Plasticity of opioid adaptations to chronic morphine.

Abstract

Prolonged administration of opioids in the clinical setting leads to eventual resistance to its effects. Many mechanisms have been proposed to explain the phenomenon of opioid tolerance with the common theme that tolerance reestablishes initial steady state conditions and neutralizes the perturbing consequences of continued opioid presence. The Gintzler laboratory has previously shown that tolerance results, in part, from two parallel pathways that intersect to negate acute inhibitory opioid signaling: (1) change in G-protein signaling, from Giα inhibitory to Gi-derived Gβγ stimulatory, through multiple changes in signaling molecules which converge to the shift to Gβγ stimulation of adenylyl cyclase (AC) and (2) increased association between the μ-opioid receptor (MOR) and the stimulatory G protein (Gs). In the current study, we demonstrate that these adaptations to chronic morphine are not hard-wired, but can exhibit plasticity based on the internal cellular milieu.
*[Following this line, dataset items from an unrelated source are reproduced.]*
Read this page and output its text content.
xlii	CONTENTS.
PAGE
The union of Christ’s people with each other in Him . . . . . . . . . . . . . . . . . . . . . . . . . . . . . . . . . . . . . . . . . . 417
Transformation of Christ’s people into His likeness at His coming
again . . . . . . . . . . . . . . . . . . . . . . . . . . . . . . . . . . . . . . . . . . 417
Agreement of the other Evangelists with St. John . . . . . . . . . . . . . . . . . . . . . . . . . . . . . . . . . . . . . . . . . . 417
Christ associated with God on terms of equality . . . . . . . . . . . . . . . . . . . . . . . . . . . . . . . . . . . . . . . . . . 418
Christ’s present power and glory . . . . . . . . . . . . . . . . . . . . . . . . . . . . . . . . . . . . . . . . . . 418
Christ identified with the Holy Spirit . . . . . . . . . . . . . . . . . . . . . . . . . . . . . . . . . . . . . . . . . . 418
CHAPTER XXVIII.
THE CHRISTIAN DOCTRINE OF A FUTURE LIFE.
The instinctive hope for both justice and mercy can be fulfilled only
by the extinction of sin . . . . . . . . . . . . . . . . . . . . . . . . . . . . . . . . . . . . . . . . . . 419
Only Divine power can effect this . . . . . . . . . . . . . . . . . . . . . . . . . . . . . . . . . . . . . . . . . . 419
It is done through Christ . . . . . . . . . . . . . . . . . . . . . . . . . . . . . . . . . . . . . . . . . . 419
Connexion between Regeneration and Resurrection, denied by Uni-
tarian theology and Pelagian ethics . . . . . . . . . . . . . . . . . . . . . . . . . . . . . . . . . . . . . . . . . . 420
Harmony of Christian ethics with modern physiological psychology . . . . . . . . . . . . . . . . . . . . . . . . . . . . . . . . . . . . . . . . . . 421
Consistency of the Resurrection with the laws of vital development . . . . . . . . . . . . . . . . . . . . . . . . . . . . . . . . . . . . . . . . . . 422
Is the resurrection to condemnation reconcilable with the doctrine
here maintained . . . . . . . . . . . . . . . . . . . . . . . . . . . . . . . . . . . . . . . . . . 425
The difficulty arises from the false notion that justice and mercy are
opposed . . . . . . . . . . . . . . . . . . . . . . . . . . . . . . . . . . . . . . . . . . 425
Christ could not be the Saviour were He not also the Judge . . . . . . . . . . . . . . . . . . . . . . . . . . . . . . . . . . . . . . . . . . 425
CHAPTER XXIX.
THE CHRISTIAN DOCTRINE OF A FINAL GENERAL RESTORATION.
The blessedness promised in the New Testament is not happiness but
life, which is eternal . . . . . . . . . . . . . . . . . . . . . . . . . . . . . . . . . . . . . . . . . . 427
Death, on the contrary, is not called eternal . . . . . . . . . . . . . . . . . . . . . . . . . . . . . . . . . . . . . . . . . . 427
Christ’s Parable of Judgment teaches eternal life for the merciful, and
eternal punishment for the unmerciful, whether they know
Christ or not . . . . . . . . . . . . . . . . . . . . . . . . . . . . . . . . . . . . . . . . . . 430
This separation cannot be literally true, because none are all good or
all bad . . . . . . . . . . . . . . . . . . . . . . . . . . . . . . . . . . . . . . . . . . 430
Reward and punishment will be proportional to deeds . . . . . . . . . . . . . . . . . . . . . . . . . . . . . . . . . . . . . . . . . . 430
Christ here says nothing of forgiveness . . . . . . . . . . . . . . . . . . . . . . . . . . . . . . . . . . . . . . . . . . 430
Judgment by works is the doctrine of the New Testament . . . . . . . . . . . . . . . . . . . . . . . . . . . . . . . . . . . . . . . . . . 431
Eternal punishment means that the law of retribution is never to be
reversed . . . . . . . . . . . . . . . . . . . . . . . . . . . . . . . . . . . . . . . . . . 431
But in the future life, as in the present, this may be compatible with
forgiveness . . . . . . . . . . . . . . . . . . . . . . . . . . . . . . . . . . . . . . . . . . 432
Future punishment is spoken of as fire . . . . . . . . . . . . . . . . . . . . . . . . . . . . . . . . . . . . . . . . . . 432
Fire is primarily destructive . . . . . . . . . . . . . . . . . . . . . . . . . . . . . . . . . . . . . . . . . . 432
In Chinese Hamster Ovary (CHO) cells stably transfected with the rat μ-opioid receptor (MOR-CHO) and overexpressing ACII (ACII MOR-CHO), a Gβγ stimulatory isoform, we have engineered a cell that both exhibits default opioid stimulation and manifests chronic opioid tolerance. In ACII MOR-CHO, the tolerance adaptations that previously caused a shift to Gβγ stimulation of AC are either negated or reversed, decreasing the stimulatory interactions between Gβγ and AC, manifest by the following observations: chronic morphine fails to augment Gβ phosphorylation, decreases AC phosphorylation, membrane translocation of PKCγ and MOR-Gs coupling. The importance of isoform-specific Gβγ regulation of AC in the plasticity exhibited by chronic morphine is underscored by its ability to elicit adaptations in cells overexpressing ACI, a Gβγ-inhibitory isoform, which are identical to those in MOR-CHO. These observations suggest pre-existing levels of isoform-specific AC is a critical determinant of adaptations to the persistent presence of morphine. This could explain the lack of ubiquity and uniformity of the degree and mechanistic underpinnings of opioid tolerance throughout the nervous system.